O Ministério das Relações Exteriores classificou as ações dos EUA como ilegais e criminosas, afirmando que violam a Carta das Nações Unidas e anulam o acordo que havia sido estabelecido. Mesmo com a escalada, há movimentação para um acordo preliminar, centrado no desbloqueio de recursos iranianos congelados no exterior.
Segundo fontes diplomáticas, o Irã espera a devolução de entre 6 e 12 bilhões de dólares em ativos congelados. Washington, contudo, quer liberar os fundos em parcelas para fins humanitários, sem devolver integralmente os recursos. O diálogo ainda busca um mecanismo de desbloqueio, com negociações intensificadas.
Bombardeios dos EUA
Na madrugada de hoje, os EUA anunciaram novos bombardeios contra o Irã, em resposta a ações anteriores, com reação iraniana a bases militares no Kuwait e no Bahrein. O objetivo considerado pelo Exército americano incluiu instalações de vigilância, sistemas de comunicação e defesa aérea, especialmente no sul do país.
Explosões também foram registradas nas proximidades de Teerã, com áreas como Karaj, Nazarabad e Pishva atingidas. A Guarda Revolucionária informou ter atingido bases no Kuwait e no Bahrein, além de um ataque ao quartel-general da 5ª Frota no Bahrein. Sirenes no Bahrein sinalizaram alerta aéreo.

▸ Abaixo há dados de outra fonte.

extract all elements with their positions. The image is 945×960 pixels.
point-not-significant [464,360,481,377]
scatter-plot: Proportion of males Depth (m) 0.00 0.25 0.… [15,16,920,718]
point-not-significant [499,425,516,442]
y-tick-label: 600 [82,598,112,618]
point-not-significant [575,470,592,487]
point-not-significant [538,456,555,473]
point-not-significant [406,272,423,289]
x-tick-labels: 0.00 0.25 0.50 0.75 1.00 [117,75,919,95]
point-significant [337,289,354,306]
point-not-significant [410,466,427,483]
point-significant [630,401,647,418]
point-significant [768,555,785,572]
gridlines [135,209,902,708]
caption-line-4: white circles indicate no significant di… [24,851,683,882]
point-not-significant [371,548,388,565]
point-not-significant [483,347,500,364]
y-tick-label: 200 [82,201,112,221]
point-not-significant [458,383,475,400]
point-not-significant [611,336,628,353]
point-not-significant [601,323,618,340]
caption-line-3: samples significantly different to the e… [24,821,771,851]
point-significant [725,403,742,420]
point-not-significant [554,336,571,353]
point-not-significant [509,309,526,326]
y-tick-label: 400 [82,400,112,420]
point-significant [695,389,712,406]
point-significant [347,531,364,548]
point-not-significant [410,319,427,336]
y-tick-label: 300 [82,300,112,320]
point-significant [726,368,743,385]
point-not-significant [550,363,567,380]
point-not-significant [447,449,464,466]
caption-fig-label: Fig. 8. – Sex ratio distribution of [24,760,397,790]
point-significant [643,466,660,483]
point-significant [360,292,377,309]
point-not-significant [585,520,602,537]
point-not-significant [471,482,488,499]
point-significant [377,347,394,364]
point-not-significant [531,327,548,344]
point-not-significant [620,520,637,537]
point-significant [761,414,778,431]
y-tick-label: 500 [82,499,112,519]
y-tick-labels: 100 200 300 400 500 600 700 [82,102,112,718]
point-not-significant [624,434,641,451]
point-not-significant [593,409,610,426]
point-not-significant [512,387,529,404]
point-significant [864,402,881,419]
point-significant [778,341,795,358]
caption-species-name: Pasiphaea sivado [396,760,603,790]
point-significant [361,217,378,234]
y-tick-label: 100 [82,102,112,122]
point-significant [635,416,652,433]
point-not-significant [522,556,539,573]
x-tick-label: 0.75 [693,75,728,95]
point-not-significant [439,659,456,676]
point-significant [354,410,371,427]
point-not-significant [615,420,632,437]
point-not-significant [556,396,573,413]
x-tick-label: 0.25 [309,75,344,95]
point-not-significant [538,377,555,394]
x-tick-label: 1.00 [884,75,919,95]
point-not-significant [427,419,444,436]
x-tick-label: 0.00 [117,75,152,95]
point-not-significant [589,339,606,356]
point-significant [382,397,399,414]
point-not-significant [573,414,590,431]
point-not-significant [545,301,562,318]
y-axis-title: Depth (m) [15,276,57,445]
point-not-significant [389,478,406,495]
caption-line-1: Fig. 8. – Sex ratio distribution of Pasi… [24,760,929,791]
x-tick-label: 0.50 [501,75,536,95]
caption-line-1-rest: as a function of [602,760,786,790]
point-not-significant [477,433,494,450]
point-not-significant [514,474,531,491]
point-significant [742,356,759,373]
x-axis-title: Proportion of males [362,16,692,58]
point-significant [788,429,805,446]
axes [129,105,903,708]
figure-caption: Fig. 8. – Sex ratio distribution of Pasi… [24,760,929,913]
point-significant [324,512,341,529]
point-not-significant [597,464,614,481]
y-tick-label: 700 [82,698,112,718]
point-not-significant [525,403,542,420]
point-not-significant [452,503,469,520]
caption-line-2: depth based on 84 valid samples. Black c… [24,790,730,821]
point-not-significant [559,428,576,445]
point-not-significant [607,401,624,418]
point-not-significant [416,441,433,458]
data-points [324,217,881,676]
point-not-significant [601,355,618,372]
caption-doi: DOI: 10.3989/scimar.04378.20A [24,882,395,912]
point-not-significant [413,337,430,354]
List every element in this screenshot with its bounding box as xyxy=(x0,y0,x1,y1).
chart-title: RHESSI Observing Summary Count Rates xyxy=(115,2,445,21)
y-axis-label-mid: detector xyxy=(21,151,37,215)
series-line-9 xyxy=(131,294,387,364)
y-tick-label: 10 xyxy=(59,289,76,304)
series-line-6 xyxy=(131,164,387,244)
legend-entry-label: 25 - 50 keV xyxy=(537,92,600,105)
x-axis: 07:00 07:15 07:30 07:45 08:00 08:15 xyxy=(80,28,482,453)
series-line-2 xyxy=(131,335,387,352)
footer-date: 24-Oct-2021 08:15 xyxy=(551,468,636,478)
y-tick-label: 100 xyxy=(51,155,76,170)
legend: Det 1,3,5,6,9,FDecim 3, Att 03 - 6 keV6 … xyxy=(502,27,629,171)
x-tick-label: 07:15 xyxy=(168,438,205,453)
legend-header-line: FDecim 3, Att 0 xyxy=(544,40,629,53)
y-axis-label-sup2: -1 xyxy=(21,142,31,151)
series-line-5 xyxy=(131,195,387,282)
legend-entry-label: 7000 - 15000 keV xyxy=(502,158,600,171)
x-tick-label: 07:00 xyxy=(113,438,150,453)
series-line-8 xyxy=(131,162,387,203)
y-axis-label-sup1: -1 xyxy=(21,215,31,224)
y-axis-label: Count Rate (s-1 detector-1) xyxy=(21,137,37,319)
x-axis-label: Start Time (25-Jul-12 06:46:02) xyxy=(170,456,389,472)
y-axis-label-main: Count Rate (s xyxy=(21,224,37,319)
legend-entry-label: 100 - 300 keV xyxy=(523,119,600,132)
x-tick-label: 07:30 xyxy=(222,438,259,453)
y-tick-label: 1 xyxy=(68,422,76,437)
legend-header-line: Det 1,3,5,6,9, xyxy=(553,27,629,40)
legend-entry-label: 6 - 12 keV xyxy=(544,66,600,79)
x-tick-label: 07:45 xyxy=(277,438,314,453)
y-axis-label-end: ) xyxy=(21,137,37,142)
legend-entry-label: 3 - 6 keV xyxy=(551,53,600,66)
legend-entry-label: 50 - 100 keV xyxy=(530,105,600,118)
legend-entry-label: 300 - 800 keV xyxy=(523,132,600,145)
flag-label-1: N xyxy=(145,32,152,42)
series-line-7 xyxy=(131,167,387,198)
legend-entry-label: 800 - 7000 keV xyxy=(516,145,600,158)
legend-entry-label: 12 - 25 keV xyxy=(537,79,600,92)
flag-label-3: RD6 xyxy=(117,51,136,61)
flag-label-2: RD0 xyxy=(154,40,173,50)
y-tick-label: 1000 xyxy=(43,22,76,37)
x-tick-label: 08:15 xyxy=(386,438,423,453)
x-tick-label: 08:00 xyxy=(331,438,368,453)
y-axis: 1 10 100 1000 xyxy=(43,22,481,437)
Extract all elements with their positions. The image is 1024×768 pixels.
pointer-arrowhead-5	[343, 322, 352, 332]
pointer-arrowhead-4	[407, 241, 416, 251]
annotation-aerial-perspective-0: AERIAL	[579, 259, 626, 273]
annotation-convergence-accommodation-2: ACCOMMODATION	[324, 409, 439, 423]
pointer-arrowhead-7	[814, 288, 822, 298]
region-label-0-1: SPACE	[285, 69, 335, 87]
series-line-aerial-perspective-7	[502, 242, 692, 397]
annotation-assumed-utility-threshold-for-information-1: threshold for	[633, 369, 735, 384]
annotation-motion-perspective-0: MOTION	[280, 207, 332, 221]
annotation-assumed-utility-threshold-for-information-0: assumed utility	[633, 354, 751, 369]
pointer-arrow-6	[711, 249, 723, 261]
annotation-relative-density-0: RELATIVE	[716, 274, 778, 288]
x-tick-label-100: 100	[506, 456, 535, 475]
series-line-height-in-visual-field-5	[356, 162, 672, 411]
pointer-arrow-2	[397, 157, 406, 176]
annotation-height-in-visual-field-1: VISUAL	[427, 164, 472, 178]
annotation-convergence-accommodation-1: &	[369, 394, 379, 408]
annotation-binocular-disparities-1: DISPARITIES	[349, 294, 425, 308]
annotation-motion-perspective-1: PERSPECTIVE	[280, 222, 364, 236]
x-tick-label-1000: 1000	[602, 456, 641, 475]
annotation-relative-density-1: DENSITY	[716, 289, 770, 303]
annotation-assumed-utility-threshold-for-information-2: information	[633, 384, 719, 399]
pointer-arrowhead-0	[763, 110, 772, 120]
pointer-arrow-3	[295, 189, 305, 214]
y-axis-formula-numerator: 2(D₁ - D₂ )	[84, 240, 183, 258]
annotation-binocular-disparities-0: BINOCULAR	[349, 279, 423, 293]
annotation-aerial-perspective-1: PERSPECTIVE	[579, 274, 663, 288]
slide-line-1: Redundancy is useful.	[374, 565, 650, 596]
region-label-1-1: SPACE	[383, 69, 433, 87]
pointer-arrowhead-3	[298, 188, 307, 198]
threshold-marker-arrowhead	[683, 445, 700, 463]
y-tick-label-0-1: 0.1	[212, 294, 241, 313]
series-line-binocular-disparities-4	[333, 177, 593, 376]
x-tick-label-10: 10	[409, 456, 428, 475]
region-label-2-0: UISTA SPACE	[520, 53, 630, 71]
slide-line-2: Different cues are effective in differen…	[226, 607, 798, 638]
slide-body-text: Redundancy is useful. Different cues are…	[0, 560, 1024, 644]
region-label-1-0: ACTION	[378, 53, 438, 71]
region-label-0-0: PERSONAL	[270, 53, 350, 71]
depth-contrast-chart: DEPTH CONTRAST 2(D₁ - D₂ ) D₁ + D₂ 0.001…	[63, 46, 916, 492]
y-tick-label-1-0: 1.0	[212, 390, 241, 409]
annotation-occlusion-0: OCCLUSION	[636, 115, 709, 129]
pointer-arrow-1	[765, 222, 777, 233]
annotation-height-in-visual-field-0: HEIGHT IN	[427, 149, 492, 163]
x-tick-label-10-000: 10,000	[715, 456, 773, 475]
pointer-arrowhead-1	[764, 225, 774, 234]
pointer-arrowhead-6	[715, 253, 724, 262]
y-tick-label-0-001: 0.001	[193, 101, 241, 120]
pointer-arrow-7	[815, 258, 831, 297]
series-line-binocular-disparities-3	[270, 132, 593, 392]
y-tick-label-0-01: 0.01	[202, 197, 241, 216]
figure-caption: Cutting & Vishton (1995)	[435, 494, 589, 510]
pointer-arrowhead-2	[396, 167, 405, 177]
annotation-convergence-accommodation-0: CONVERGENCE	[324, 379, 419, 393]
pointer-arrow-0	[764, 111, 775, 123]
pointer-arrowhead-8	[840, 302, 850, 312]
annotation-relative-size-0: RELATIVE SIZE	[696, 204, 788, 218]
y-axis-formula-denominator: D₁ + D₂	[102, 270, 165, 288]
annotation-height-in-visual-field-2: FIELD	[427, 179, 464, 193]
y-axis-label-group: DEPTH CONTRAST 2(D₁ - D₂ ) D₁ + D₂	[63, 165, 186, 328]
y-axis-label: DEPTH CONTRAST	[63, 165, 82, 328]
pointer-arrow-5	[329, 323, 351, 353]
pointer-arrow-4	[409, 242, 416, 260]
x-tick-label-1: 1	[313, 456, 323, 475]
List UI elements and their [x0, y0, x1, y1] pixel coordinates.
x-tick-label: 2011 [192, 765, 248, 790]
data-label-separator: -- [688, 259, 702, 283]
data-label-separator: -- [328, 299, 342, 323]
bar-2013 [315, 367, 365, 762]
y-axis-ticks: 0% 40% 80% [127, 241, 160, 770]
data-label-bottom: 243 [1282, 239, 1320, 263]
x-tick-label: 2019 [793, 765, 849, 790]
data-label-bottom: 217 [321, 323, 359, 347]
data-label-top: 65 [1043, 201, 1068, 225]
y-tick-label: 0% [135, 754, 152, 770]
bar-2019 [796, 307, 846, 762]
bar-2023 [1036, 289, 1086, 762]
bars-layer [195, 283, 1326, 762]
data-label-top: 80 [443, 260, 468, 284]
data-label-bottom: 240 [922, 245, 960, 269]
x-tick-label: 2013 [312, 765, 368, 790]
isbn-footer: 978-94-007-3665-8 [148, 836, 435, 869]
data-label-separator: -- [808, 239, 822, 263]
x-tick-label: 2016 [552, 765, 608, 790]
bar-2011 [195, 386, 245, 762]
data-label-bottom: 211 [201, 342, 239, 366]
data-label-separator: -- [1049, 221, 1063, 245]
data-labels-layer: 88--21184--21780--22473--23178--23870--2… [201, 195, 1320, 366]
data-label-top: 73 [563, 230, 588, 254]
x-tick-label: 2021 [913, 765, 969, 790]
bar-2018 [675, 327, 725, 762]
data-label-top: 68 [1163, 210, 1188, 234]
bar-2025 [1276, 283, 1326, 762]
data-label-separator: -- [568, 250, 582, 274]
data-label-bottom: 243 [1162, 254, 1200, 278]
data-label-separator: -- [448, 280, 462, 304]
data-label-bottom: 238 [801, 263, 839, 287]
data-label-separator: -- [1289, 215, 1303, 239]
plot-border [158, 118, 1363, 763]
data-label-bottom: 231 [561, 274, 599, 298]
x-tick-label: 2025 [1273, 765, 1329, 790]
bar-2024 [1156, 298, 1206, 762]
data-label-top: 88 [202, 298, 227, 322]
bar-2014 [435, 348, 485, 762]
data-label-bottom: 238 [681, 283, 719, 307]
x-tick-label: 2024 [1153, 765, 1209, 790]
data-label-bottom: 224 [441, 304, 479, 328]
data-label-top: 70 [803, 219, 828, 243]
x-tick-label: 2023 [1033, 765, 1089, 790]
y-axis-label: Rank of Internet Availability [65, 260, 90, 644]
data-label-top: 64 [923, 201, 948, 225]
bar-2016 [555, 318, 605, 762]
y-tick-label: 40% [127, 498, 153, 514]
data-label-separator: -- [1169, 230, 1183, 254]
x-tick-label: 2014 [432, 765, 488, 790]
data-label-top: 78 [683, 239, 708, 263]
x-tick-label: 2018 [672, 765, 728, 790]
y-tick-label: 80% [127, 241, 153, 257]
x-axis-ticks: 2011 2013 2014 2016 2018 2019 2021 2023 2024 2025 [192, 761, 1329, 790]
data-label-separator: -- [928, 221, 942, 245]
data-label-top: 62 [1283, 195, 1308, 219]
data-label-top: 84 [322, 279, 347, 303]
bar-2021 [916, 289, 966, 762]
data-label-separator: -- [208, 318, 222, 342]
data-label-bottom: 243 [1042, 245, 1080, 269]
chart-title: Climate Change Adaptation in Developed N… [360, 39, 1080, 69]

Em resposta, o Kuwait reabriu seu espaço aéreo, retomando atividades no aeroporto internacional, após ter interrompido operações. O Irã afirma ter disparado 12 mísseis balísticos contra a base de Al-Azrak, na Jordânia, usada por forças americanas. A Jordânia informou que derrubou 20 mísseis iranianos lançados em direção a Azraq.
Repercussões e desdobramentos
O conflito também envolve países vizinhos e mediadores regionais. O Paquistão, mediador na crise, reforçou o apelo por uma solução negociada e chamou a diplomacia de princípio essencial. A ordem de retomada de negociações foi mantida por equipes do Catar, que esteve em Teerã para reduzir divergências entre EUA e Irã.
Entre os movimentos no terreno, o Setebello, um petroleiro de Palau, teve quatro navios afetados desde o início do bloqueio a portos iranianos. Marinheiros indianos a bordo do Setebello foram confirmados como mortos após o ataque reivindicado pelos EUA. Outros navios atingidos mantêm o foco da tensão no estreito que liga o Golfo Pérsico ao Mar de Omã.
Na região, o governo da Índia confirmou a morte de três marinheiros indianos que estavam a bordo do Setebello. O incidente ocorreu após ações de forças dos EUA contra o navio. O Exército americano afirmou ter atingido a casa de máquinas do navio, após desobediência às ordens, conforme a comunicação do Centcom.
Cenário atual
A situação no Oriente Médio permanece volátil, com o Irã sinalizando que manterá o Estreito de Ormuz fechado até nova avaliação. As negociações sobre o desbloqueio de ativos e um acordo preliminar seguem em curso, com as partes buscando equilibrar interesses humanitários, de segurança e geopolítica.